Third is the use of context to improve accuracy. If we have data from speech to text showing the word ‘bear’ is spoken a number of times, it’s difficult to identify what type of bear we’re referring to. If we then use data from human cataloguing that shows the programme was set in the Arctic Basin, we can deduce, with high probability, it’s a polar bear.
The data is now multifaceted and multidimensional. We can pull multiple data points — gathered from disparate sources and viewed through different lenses — to achieve a high level of accuracy and relevance.
Users looking for documentaries containing polar bears in Asia can now traverse the data set from three perspectives, dramatically increasing confidence in the quality of the result.

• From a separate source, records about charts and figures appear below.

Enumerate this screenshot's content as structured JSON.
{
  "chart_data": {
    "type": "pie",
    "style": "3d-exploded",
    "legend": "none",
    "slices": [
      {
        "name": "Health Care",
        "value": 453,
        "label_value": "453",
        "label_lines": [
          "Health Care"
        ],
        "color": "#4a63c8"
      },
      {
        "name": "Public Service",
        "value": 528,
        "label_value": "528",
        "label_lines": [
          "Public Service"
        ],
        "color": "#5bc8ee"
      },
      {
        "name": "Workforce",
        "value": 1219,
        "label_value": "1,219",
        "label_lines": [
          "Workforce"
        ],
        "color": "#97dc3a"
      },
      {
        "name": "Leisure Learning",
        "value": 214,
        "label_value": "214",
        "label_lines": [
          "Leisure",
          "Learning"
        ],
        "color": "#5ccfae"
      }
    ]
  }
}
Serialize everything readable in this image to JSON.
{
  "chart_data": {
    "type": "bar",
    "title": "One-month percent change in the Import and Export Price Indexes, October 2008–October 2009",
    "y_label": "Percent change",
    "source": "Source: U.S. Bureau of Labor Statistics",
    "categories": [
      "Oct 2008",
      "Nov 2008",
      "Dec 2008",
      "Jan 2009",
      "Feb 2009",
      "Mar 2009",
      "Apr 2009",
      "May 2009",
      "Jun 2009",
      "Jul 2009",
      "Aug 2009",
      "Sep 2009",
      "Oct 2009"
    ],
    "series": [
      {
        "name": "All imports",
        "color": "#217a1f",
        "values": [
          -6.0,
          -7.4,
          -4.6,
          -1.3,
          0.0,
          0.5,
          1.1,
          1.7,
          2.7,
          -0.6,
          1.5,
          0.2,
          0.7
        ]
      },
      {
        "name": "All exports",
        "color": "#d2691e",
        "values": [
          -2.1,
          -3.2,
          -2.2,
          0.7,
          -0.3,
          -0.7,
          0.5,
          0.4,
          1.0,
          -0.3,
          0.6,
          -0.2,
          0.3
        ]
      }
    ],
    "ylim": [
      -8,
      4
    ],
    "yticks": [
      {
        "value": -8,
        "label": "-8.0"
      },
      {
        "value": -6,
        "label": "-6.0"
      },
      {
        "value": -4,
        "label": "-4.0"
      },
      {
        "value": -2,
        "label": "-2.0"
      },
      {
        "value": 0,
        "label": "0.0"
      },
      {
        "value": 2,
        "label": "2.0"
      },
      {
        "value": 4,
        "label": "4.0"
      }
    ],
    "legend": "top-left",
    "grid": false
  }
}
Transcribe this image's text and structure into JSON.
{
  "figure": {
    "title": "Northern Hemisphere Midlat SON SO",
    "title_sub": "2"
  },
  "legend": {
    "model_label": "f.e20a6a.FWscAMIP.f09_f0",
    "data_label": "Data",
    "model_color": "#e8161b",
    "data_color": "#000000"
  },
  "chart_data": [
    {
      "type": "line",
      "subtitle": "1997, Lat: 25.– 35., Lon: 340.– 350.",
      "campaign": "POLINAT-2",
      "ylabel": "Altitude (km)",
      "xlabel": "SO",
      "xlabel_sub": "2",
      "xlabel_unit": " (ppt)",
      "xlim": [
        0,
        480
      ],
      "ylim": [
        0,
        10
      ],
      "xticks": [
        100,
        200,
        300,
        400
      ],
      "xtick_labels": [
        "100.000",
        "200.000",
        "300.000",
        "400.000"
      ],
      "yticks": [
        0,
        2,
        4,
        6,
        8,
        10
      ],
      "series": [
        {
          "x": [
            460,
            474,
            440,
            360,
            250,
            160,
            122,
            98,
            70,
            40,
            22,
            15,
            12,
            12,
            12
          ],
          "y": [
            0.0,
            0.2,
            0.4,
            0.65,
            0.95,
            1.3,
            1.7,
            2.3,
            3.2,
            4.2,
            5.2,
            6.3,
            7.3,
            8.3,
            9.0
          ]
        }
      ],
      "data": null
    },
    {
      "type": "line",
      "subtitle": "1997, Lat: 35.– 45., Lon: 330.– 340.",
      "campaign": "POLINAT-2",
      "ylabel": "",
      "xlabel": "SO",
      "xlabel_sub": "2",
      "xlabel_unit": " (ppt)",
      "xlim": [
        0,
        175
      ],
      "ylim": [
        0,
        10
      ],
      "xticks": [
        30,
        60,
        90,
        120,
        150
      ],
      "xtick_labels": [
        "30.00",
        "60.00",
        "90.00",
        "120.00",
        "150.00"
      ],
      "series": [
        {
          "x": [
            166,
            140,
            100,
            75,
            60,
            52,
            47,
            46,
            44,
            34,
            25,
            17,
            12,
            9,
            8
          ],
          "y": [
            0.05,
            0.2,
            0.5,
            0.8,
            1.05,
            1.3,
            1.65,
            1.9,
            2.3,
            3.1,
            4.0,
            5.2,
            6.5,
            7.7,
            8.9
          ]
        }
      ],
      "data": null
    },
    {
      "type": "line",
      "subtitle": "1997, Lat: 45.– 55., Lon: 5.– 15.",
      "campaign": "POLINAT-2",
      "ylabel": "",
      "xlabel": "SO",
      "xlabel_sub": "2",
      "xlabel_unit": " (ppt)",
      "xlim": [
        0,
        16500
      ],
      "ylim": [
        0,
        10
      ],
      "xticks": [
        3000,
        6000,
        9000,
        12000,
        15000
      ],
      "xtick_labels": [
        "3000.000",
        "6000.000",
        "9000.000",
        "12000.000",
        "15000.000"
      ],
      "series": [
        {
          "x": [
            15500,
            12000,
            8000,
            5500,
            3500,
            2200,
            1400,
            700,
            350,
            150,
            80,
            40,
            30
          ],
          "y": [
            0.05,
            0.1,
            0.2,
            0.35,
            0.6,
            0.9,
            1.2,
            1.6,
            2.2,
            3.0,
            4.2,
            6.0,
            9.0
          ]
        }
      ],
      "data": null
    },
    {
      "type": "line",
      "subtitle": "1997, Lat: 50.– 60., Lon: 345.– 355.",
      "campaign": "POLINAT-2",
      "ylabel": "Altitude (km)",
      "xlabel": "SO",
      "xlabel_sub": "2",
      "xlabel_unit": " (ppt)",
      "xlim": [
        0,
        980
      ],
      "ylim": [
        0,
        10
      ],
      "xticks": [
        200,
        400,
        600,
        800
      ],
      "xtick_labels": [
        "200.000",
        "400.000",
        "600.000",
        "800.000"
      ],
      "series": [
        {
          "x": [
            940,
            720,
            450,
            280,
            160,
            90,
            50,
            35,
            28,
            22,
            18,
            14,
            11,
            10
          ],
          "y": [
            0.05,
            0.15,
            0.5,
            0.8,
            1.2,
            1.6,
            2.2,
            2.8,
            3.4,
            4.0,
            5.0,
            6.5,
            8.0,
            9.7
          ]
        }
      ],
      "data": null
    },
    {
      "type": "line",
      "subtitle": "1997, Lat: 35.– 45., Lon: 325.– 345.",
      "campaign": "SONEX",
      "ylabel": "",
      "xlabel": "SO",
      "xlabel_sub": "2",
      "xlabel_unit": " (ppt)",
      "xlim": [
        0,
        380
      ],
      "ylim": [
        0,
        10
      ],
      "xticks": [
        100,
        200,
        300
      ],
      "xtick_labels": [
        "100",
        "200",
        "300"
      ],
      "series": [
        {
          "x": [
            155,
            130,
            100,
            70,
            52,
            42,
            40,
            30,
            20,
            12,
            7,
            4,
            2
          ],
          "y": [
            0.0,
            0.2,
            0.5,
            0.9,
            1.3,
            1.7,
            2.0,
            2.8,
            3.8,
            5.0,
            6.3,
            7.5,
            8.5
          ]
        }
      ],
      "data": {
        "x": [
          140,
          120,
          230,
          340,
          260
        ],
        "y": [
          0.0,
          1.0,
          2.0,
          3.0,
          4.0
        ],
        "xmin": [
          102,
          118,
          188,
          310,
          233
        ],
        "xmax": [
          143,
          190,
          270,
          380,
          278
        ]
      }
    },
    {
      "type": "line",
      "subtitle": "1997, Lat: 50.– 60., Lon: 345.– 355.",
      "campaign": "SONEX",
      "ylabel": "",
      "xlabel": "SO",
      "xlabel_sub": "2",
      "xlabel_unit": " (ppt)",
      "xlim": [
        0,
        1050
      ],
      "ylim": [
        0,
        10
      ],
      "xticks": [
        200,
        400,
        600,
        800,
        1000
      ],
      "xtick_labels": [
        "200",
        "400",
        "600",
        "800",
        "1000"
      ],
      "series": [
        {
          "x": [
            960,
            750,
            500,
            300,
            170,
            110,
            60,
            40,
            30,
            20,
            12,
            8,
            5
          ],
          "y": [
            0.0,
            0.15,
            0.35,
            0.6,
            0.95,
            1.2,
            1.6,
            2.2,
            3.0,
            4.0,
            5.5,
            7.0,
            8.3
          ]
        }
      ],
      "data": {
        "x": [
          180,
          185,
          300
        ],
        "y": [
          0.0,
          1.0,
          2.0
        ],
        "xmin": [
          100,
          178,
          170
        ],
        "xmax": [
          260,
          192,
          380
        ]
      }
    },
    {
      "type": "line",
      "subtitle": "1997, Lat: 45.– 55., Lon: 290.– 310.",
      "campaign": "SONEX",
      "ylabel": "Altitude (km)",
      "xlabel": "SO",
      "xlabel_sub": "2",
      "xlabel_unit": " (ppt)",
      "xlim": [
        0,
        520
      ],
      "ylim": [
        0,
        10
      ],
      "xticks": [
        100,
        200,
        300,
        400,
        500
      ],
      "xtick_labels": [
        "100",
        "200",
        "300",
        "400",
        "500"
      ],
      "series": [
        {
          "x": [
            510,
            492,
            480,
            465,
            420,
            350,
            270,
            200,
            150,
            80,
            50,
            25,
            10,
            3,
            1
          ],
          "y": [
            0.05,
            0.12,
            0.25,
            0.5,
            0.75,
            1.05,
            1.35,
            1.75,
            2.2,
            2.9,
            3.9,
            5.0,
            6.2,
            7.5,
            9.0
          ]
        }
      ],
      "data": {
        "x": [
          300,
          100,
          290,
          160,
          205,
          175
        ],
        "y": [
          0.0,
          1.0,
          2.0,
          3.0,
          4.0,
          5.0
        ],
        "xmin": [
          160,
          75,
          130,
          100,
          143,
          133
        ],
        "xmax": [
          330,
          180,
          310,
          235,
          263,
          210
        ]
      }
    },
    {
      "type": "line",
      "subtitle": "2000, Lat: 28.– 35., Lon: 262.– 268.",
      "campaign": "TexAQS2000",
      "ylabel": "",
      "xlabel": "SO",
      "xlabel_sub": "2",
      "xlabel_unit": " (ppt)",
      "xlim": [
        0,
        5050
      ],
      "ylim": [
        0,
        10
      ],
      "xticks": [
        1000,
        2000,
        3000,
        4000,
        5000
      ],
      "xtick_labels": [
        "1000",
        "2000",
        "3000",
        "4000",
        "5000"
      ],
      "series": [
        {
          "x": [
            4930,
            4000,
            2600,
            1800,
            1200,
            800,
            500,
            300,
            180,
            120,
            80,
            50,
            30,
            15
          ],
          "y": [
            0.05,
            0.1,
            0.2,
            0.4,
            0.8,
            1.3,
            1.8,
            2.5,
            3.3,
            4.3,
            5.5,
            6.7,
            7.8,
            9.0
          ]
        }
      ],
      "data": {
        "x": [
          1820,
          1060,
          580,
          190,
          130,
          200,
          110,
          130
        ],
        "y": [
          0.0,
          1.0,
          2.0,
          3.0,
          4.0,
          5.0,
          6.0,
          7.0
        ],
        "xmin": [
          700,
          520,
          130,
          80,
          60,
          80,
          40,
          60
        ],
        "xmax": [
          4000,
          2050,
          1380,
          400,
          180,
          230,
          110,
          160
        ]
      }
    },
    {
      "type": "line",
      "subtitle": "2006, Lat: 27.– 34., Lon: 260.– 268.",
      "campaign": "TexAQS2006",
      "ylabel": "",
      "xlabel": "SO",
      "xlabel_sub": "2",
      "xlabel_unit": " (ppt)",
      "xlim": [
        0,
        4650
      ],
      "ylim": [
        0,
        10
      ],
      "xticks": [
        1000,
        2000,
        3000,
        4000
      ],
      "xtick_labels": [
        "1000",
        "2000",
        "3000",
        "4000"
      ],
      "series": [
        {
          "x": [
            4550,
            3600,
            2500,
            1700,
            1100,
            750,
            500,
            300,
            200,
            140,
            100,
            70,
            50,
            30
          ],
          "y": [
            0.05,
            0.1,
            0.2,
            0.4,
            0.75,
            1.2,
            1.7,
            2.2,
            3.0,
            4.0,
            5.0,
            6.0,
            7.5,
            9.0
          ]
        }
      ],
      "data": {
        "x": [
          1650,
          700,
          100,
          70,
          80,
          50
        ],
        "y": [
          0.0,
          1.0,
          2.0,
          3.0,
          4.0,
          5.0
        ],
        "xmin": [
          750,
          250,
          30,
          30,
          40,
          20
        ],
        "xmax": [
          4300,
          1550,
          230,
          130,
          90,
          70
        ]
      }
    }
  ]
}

No optimisation needed — queries that used to take seconds now take less than a millisecond.
Confidence score
When combining speech-to-text, visual and location recognition, results are of such relevance that users can be confident of its quality. Searching is quicker and more successful. What’s also interesting is how the platform can turn up more unusual, but still relevant results.
Historically, databases were optimised to ensure we worked to correct processes and indexes — guaranteeing an accurate result. When loading the same data set into Elasticsearch, we can be less rigid in our approach and not have everything defined up-front. It also allows us to be very inefficient with initial queries, trying out new ways of cross-referencing data without the need for re-index. We can try out new searches and make connections where, initially, there may be none.
>See also: How Auntie is opening its vaults for the download generation
Take Edinburgh Festival as an example: celebrating its 70th anniversary, we had to find content spanning 70 years. The festival’s name has changed several times since 1947, so the challenge was how to connect related and unrelated data to generate a representative result.
We used Elasticsearch to connect words with varying distance between them (within five or ten words of Edinburgh and Festival to account for name changes). We got back results that were ranked in a more useful manner than straight co-occurrence of two terms. This on a stack with no custom configuration or optimisation, running on modest hardware.
Exposing the archive in a targeted fashion has prompted 26 million audience engagements in the last nine months alone. As we look to the future data, and using the insight within, this will remain a key part of the BBC’s strategy.
On the editorial side, we’re looking at how the Archive can benefit the BBC for the long term — how production teams can use it in new and creative ways. For users we’re looking forward to liberating even more content for everyone to enjoy.